First, it would be hard to make the case that adding a Heineken sponsorship is actually necessary to help the production cut costs or make some sort of margin. The Bond franchise may be the most reliable product in moviegoing history, resistant to downturns, odd plots, and dreadful names—Quantum of Solace made just $5 million less than the far superior Casino Royale. Unless Sam Mendes, who is directing Skyfall, is doing something truly bizarre with the movie, there’s probably no particular need to lock in a little margin to ensure that everything will be okay.
Second, this is a case where Bond’s original product choice actually matters—the scene where he comes up with the particular formula for it in Casino Royale is all about the delight a self-made man takes in tweaking the conventions and the formulas of the class he’s joined. That Bond drinks his martini shaken not stirred, and therefore slightly weaker, is a nice little chink in his masculine armor because it means he’s drinking a weaker cocktail (shaking makes the ice melt faster and dilutes the drink). Characters’ tastes can be and often are arbitrary in popular culture, but Bond’s are carefully curated and a very important projection of his personality that helps provide continuity from one actor to the next. Turning him into a Heineken drinker is a betrayal.

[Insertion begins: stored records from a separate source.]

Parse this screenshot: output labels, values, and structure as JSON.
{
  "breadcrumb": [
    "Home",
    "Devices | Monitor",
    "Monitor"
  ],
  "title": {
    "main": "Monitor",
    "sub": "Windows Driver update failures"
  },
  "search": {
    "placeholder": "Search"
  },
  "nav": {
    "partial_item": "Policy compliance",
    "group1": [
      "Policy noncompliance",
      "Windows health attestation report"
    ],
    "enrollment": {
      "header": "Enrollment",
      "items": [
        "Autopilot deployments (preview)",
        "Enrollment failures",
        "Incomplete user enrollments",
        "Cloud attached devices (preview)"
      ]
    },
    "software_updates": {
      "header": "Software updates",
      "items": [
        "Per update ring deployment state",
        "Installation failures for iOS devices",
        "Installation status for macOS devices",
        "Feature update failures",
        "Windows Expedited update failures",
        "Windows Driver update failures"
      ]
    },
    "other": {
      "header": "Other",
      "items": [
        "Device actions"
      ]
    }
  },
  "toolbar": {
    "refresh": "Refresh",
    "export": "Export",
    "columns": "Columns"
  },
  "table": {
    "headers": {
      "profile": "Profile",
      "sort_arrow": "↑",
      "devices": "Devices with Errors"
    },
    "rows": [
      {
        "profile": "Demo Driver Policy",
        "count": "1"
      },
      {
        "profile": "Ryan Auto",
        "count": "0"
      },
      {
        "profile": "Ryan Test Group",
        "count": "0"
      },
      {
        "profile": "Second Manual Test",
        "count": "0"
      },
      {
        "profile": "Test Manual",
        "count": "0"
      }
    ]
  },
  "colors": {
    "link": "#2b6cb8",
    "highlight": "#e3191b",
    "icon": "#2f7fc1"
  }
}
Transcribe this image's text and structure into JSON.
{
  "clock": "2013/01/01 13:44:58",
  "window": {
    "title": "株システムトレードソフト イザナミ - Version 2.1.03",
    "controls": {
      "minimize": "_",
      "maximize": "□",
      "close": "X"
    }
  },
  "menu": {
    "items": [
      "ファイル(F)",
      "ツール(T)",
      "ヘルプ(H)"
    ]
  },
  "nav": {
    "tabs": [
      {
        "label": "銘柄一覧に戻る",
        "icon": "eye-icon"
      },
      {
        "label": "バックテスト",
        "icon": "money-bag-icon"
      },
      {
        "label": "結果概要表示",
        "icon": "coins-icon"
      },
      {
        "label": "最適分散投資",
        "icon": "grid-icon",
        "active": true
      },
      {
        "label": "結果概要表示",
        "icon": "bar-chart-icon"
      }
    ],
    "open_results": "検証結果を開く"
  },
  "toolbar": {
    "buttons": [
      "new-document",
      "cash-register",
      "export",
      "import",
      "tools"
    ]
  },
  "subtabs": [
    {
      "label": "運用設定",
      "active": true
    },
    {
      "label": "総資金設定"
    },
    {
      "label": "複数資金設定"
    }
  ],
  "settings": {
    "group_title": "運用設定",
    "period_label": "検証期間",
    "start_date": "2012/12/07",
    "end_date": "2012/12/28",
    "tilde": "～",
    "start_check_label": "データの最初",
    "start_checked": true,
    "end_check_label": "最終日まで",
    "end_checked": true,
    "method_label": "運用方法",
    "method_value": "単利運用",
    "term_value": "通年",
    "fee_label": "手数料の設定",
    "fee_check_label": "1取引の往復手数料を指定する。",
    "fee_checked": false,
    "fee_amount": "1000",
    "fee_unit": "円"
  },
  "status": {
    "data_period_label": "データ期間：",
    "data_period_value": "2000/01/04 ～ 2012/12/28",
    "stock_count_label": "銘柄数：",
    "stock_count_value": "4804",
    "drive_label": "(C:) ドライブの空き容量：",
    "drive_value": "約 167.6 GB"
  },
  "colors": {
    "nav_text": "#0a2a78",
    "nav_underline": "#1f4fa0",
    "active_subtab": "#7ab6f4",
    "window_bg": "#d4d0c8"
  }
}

More to the point, why does it have to be Bond quaffing the brewski? If Felix Leiter is back—and one has to hope he will be given how wonderful Jeffrey Wright’s been in the role of Bond’s American counterpart—why not have him knock back a beer while Bond drinks his martini? You’d still get the positive association, and you could get it in a way that tweaks Bond’s martini-drinking a bit, plays up the difference between American and British styles. That actually seems like it would be smarter, and more self-aware. And one of the things that’s made Subway’s product placement in recent years so successful is that it acknowledges that the audience is fully aware of what they’re doing and what they’re trying to achieve. It’s less about building desire for the product and more about generally positive associations for the brand, something that’s more sophisticated, but much more fun for viewers. Bond can be deadly serious, but as Casino Royale showed, he’s more fun when he’s aware of his own affectations, pretentions, and self-defense mechanisms. Heineken and Mendes might want to take a lesson.